Des élèves qui ne pouvaient écrire une histoire, ont pu le faire en utilisant les techniques proposées. Par exemple, un élève originaire d’une zone défavorisée – où le créole est la langue quotidienne à la maison – s’est mis enfin à participer au cours car contes et proverbes étaient présentés en créole, sa langue maternelle. Lors de cette expérience, il a pu écrire non seulement son propre conte mais aussi réaliser un travail impressionnant. Les contes et histoires rédigés par les élèves étaient lien étroit avec leur expérience et cette innovation pédagogique réconciliait école et vie quotidienne. Ils ont utilisé leur imagination pour mettre en avant la réalité de la société moderne telle qu’ils la comprennent et l’expérimentent.
L’un des tableaux suivants (tableau 2) permet de mesurer, du point de vue des enseignants sollicités, les bénéfices qu’on pourrait tirer de cette transmission dans la formation de ceux que le pédagogue Philippe Meirieu nomme les « élèves-sujets » (tableau 1). En observant la 2e colonne du tableau 2, nous pouvons découvrir les compétences qui pourraient être acquises par la pratique des arts traditionnels évoqués. Et en les confrontant à la 1ère colonne du tableau 1, ces élèves seraient alors sur la voie d’accéder à des compétences qui les transformeraient en sujets acteurs de leur destinée, lesquelles contribueraient à ce qu’elles deviennent ces « personne[s] saine[s] et fonctionnelle[s] qui accepte[nt] la responsabilité civique et [sont] compétitive[s] dans un environnement mondial » (objectif du ministère de l’Éducation de Sainte-Lucie op. cit.).
Conclusion
Le genre parémique a un rôle important dans l’éducation. Il donne une dimension spontanée qui fait de l’éducation une expérience joyeuse et libre. Les contes et proverbes présentent des intérêts particuliers qui touchent aux aspects de la morale, du culturel, de l’intime. Les valeurs qu’ils portent peuvent être explorées et illustrées dans des situations pratiques.

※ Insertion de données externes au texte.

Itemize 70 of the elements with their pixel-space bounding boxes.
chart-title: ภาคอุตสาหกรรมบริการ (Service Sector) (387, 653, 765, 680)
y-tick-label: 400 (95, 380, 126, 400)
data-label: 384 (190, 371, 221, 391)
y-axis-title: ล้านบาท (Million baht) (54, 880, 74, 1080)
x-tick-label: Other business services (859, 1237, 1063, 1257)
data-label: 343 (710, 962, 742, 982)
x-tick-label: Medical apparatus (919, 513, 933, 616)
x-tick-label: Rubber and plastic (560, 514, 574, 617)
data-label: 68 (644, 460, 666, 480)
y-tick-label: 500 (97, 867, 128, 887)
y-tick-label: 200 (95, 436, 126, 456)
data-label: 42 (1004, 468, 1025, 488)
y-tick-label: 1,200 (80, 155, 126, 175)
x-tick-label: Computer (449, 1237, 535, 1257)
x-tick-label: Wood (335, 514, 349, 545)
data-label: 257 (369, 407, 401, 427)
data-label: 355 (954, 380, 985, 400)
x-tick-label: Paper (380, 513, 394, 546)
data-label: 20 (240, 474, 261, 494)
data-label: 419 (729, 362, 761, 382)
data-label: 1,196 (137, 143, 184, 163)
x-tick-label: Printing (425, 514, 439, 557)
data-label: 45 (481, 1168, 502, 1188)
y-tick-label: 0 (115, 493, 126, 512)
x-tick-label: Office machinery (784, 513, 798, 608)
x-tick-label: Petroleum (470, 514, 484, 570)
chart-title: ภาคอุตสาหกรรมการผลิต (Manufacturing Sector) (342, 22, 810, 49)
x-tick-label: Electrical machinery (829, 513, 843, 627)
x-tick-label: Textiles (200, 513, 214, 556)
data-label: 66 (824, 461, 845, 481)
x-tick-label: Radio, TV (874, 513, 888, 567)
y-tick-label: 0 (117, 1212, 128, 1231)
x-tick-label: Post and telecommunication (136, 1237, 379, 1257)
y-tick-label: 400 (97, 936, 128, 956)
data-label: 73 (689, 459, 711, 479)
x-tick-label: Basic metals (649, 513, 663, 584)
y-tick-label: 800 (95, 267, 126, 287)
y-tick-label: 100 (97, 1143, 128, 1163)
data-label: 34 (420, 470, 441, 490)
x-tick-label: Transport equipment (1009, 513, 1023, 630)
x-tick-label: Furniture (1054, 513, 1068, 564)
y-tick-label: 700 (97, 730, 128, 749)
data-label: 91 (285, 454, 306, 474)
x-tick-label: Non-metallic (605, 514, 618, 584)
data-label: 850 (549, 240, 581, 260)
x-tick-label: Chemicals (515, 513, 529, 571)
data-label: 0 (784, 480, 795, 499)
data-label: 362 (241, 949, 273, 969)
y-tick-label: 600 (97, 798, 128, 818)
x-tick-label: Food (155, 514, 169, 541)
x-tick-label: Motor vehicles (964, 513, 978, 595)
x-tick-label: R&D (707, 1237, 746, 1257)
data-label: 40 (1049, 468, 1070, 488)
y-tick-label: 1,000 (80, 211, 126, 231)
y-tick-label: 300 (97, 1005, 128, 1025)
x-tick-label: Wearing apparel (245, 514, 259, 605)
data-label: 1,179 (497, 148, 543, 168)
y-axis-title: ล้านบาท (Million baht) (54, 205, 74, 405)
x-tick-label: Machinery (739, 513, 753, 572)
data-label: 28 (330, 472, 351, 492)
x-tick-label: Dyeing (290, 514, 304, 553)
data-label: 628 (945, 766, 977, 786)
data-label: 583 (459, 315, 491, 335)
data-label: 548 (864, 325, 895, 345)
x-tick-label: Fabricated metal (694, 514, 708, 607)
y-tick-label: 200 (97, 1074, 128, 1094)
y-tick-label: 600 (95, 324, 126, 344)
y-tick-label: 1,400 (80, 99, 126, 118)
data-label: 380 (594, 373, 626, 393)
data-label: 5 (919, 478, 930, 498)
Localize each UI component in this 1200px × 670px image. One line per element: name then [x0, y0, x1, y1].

Le problème de la transmission, en ce qui concerne le conte à Sainte-Lucie, est aussi dû à la variété de contes qui existe. Quoi transmettre et à quel public ? En ce qui concerne le milieu scolaire, les contes pédagogiques sont les contes racontés : contes étiologiques, contes merveilleux, contes du diable, qui sont plus adaptables à un public d’élèves. Quant au proverbe, c’est un lieu vivant lorsqu’il est utilisé dans la vie quotidienne de la population, ce qui se réduit à l’époque contemporaine. Les temps actuels ont pourtant besoin d’entendre cette sagesse accumulée, Un proverbe rappelle d’ailleurs que « lorsqu’un vieillard parle, nous devons ouvrir nos oreilles ». La disparition progressive des vieillards sachant contes et proverbes a un effet délétère sur la transmission de ces derniers. Aussi paraît-il nécessaire d’assurer leur transmission dans le milieu scolaire ainsi que dans d’autres contextes.
Les efforts pour sauvegarder la culture orale passent aussi par l’écrit : de l’oraliture à l’écriture. Il y a urgence à compiler, documenter, fixer la tradition orale afin de la préserver. Même si la tradition orale participe d’un cycle universel qui se termine par l’écrit, ce dernier peut également contribuer à sa sauvegarde.

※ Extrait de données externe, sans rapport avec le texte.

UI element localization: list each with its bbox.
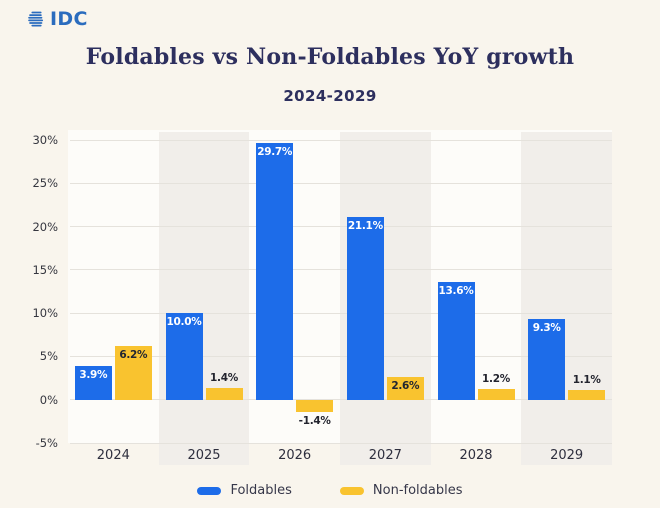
y-axis-tick-25%: 25% [32,176,58,191]
gridline-10% [70,312,612,314]
y-axis-tick-15%: 15% [32,262,58,277]
x-axis-label-2026: 2026 [278,448,312,463]
bar-value-label: 10.0% [166,316,202,329]
bar-non-foldables-2029 [568,390,606,400]
bar-foldables-2028: 13.6% [437,281,475,400]
gridline--5% [70,442,612,444]
gridline-30% [70,139,612,141]
bar-foldables-2029: 9.3% [528,319,566,400]
bar-foldables-2026: 29.7% [256,142,294,400]
legend-label-foldables: Foldables [230,483,292,498]
gridline-20% [70,226,612,228]
bar-value-label: 2.6% [391,380,420,393]
y-axis-tick-30%: 30% [32,133,58,147]
y-axis-tick-5%: 5% [39,349,58,364]
x-axis-label-2028: 2028 [459,448,493,463]
gridline-25% [70,182,612,184]
y-axis-tick-10%: 10% [32,306,58,321]
bar-value-label: 6.2% [119,349,148,362]
bar-value-label: 9.3% [532,322,561,335]
x-axis-label-2029: 2029 [550,448,584,463]
y-axis-tick-0%: 0% [39,392,58,407]
column-stripe-2029 [521,132,612,465]
chart-title: Foldables vs Non-Foldables YoY growth [85,44,575,70]
bar-value-label: -1.4% [298,414,331,427]
y-axis-tick--5%: -5% [35,436,58,450]
bar-value-label: 3.9% [79,368,108,381]
non-foldables-swatch [339,486,364,495]
foldables-swatch [197,486,222,495]
legend-label-non-foldables: Non-foldables [372,483,463,498]
bar-value-label: 29.7% [257,145,293,158]
bar-value-label: 1.1% [572,374,601,387]
bar-non-foldables-2028 [477,389,515,400]
bar-foldables-2025: 10.0% [165,313,203,400]
bar-non-foldables-2025 [205,387,243,400]
gridline-0% [70,399,612,401]
bar-value-label: 13.6% [438,284,474,297]
bar-non-foldables-2027: 2.6% [386,377,424,400]
gridline-15% [70,269,612,271]
x-axis-label-2027: 2027 [368,448,402,463]
plot-area: 3.9% 6.2% 2024 10.0% 1.4% 2025 29.7% -1.4% 2026 2… [68,130,612,475]
chart-subtitle: 2024-2029 [283,87,377,105]
idc-logo-text: IDC [50,8,88,30]
idc-globe-icon [26,9,47,30]
gridline-5% [70,355,612,357]
bar-non-foldables-2024: 6.2% [114,346,152,400]
y-axis-tick-20%: 20% [32,219,58,234]
bar-foldables-2024: 3.9% [74,365,112,400]
bar-value-label: 1.2% [482,373,510,386]
bar-foldables-2027: 21.1% [346,217,384,400]
bar-value-label: 1.4% [210,371,238,384]
legend-item-foldables: Foldables [197,483,292,498]
column-stripe-2025 [158,132,250,465]
legend-item-non-foldables: Non-foldables [339,483,463,498]
legend: Foldables Non-foldables [0,483,660,498]
x-axis-label-2025: 2025 [187,448,221,463]
idc-logo: IDC [26,8,88,30]
x-axis-label-2024: 2024 [96,448,130,463]
bar-value-label: 21.1% [347,220,383,233]
bar-non-foldables-2026 [296,399,334,412]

Un modèle d’enseignement et d’apprentissage organisé sur dix séances de cours, donne un parcours pédagogique pour la formation de jeunes conteurs dans le système scolaire. Informés des contes et des proverbes tels qu’ils étaient racontés par les anciens, les élèves arrivent à écrire leurs propres contes en suivant une échelle d’objectifs. Cette pratique d’écriture les prépare à devenir des conteurs modernes. Ils racontent leurs propres contes en actualisant le style de jadis. Et à l’image du conteur classique, deviennent à leur tour ceux qui transmettent l’histoire et témoignent afin de faire vivre la communauté (Chali op. cit. : 398).